Since there was a recent new release of pytorch which still has a small issue (which should be solved in a couple of days), I recommend you to type:
pip install "pillow<7"
Although this might be solved in the next few days - see here and might be not necessary.
type:
pip install fastai
if you have problems in installing fastai - please read here
Go to the IAP library (where you cloned the course repository) and type (don't forget to first activate your ML_IAP virtual environment):
jupyter notebook
Now choose a notebook that you want to run.
All through the IAP, we will use Jupyter notebooks. If you are not familiar with Jupyter notebooks, please go over some basic tutorial (e.g., fastai tutorial notebook, general introduction to jupyter notebooks) and make sure you are able to run code on notebooks.
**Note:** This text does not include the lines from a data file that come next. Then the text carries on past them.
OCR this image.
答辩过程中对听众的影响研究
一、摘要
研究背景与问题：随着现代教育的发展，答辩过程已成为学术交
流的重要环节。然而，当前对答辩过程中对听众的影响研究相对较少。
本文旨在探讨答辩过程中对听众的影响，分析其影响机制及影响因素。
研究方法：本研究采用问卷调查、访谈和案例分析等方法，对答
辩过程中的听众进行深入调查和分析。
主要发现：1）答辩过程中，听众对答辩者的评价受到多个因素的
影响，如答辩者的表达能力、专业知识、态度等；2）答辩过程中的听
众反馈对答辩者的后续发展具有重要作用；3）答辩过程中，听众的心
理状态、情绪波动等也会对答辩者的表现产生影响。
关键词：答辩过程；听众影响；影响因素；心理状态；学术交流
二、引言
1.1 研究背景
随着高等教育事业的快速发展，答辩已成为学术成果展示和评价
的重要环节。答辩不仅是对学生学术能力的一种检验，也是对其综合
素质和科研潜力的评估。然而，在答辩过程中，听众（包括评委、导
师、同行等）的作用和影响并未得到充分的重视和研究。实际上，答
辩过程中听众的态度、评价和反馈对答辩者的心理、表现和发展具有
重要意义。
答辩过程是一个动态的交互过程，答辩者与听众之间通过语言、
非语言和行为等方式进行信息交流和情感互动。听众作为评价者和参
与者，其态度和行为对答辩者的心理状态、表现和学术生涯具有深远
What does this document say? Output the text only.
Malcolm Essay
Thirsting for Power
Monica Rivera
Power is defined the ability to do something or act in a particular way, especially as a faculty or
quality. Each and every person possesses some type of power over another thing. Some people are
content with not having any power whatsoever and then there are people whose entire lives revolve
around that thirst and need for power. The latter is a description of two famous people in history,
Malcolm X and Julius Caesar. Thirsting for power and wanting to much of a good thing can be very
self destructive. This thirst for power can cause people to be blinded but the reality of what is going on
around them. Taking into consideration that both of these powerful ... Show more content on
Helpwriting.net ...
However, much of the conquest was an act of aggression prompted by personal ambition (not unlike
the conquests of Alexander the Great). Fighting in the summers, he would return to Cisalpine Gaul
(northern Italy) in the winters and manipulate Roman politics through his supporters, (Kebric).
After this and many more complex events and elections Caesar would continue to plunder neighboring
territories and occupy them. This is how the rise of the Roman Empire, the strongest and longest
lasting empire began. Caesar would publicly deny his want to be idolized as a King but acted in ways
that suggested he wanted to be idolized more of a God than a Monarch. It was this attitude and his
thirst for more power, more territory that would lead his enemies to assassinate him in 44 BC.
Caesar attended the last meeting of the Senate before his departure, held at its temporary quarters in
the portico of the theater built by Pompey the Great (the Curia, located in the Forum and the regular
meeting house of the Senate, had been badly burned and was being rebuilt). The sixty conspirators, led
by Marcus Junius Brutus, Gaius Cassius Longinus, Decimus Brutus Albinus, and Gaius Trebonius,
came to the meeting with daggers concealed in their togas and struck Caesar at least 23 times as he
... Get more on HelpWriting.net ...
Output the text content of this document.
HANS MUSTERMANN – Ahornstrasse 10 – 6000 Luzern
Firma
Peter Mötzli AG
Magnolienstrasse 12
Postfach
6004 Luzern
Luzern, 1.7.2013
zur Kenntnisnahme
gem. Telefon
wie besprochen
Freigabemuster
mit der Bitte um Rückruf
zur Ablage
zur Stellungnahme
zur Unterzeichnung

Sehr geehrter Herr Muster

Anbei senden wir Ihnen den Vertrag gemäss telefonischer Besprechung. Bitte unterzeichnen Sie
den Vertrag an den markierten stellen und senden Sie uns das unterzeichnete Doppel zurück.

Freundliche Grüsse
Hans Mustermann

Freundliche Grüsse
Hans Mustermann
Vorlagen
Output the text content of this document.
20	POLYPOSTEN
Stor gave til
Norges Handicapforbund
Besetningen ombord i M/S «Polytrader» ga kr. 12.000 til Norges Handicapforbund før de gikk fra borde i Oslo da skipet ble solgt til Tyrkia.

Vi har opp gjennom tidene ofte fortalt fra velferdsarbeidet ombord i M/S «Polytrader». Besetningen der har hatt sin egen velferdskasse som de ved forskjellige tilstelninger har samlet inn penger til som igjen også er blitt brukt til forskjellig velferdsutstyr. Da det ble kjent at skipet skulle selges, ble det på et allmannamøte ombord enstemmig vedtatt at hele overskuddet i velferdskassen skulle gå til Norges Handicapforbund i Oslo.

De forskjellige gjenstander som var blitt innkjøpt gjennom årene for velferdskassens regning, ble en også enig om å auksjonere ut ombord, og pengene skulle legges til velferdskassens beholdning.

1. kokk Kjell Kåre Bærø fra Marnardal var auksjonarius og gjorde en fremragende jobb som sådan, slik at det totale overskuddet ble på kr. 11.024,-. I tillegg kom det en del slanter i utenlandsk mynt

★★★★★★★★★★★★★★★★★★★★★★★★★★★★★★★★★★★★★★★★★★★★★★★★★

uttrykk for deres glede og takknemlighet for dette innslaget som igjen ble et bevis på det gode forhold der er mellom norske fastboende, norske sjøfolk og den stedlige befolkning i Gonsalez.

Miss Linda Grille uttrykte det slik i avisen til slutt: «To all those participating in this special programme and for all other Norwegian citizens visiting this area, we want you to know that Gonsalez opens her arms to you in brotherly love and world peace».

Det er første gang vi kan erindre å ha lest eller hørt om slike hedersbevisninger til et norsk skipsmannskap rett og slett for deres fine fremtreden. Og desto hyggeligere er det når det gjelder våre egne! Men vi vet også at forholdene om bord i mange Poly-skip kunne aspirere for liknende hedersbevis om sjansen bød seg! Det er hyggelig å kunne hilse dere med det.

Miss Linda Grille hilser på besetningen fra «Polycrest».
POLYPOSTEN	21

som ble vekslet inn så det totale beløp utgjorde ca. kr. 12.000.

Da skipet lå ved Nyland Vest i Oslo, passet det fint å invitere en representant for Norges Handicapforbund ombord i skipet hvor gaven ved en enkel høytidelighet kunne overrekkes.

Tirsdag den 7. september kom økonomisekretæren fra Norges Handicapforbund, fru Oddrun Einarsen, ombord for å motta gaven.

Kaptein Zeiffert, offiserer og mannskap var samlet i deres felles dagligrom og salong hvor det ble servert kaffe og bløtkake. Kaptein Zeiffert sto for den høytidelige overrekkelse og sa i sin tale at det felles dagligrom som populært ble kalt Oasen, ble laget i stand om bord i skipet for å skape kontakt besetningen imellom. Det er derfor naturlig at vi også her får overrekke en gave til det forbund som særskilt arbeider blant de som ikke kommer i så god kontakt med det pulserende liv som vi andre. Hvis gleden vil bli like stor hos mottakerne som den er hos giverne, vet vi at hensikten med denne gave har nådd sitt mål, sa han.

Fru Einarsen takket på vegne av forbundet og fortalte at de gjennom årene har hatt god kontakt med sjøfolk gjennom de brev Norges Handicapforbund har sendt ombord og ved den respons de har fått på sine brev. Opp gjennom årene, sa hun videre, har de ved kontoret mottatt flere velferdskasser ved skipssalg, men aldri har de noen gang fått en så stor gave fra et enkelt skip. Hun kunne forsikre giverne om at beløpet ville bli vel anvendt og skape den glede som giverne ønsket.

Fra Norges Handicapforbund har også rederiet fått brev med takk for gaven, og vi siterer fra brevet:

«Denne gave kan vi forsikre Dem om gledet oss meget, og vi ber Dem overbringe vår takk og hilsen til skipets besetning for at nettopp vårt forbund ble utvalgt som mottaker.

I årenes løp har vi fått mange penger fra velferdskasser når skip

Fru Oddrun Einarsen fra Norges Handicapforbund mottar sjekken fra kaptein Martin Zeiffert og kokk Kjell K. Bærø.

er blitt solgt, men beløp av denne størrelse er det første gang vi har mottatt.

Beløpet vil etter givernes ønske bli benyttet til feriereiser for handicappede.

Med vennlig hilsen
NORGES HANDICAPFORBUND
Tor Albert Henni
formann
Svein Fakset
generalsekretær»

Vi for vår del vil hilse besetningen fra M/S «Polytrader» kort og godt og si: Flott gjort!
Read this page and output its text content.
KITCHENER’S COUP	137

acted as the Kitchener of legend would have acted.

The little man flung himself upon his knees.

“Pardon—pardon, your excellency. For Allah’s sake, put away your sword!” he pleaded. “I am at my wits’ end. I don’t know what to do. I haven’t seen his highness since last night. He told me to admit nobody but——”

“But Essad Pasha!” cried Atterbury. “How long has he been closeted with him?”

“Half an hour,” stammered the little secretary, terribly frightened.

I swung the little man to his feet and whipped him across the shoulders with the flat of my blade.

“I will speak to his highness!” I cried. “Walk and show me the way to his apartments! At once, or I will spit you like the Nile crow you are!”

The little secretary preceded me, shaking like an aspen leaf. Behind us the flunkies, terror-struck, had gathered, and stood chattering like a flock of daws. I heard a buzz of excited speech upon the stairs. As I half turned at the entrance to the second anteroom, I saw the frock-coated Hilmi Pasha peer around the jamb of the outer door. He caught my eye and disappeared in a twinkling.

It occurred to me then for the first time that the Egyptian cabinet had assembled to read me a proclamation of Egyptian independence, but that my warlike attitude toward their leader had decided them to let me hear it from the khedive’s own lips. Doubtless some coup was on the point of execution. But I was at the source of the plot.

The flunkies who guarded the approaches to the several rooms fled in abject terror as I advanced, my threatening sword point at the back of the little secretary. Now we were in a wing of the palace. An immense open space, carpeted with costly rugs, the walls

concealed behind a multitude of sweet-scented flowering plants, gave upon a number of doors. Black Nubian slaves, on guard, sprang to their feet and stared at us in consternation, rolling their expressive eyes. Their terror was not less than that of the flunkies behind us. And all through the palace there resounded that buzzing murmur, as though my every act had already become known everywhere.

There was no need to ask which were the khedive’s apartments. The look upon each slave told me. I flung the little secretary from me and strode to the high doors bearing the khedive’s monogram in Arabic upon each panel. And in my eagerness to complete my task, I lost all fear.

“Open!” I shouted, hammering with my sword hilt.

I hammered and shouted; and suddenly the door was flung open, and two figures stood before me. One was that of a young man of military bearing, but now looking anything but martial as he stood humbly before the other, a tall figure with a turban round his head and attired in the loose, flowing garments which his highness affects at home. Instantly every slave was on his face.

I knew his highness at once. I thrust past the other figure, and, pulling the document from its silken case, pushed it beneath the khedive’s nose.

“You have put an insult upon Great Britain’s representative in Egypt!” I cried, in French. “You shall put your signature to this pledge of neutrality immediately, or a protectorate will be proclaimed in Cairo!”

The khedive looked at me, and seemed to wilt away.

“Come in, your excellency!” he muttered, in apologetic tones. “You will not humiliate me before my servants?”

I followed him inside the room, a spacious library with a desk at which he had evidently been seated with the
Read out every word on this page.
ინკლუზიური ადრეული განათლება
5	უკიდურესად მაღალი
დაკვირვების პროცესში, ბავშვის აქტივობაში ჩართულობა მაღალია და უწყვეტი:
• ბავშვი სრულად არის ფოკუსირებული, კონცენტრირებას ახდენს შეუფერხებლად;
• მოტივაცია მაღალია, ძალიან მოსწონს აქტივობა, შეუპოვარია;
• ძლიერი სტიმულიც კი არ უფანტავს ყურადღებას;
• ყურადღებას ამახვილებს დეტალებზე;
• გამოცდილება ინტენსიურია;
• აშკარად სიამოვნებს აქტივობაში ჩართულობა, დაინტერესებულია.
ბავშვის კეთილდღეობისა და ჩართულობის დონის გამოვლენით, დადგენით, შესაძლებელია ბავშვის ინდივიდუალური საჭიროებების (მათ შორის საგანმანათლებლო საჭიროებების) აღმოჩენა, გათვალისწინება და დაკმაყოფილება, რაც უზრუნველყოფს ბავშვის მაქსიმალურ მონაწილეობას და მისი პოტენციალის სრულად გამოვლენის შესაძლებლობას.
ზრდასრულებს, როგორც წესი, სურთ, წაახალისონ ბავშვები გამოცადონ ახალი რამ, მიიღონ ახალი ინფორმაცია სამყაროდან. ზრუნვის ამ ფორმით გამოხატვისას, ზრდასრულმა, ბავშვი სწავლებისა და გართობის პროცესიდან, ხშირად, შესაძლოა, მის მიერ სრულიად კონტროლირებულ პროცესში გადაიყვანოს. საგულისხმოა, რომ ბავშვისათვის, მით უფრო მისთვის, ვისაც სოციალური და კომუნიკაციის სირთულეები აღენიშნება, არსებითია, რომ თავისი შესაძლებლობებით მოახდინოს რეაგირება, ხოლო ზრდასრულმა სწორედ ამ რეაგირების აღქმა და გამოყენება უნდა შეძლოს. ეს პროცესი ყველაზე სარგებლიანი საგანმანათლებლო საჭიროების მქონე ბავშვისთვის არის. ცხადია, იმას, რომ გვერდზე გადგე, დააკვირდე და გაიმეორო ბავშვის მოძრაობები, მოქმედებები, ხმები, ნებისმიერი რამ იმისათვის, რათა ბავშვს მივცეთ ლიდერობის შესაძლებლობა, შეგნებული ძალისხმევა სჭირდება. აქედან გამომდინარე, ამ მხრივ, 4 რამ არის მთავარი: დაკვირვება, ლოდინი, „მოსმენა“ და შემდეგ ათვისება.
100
I also added to the repository a tutorial notebook (jupyter-intro_RASP.ipynb) which is taken from Stephan's Rasp repository.
to test that your installation of all packages has worked you can run that you can run the single cell in the notebook test_packages.ipynb.
If you get some error, please try to understand which package you did not install properly and try to reinstall it.
The notebooks might still have some small changes, so please clone the repository again before each session
There are numerous data sources to learn ML. During this course I tried to put links to sources that I took content from, and that I find useful. Three amazing sources of knowledge, that I repeatedly use during the IAP are:
- Python Machine Learning (book by Sebastian Rascha). Go to this book when you want to learn about basic concepts of ML.
- Fast.ai courses (1, 2) given by Jeremy Howard which is a world-class ML practitioner. Take these courses if you want the newest and best ML techniques available. Also see initial version of the book Jeremy Howard is writing.
- If you are interested in a basic soft intro to ML - Andrew Ng course at coursera is a good starting point. The course uses matlab (Ahhh) and a bit outdated but Andrew Ng is a great lecturer and the course is great.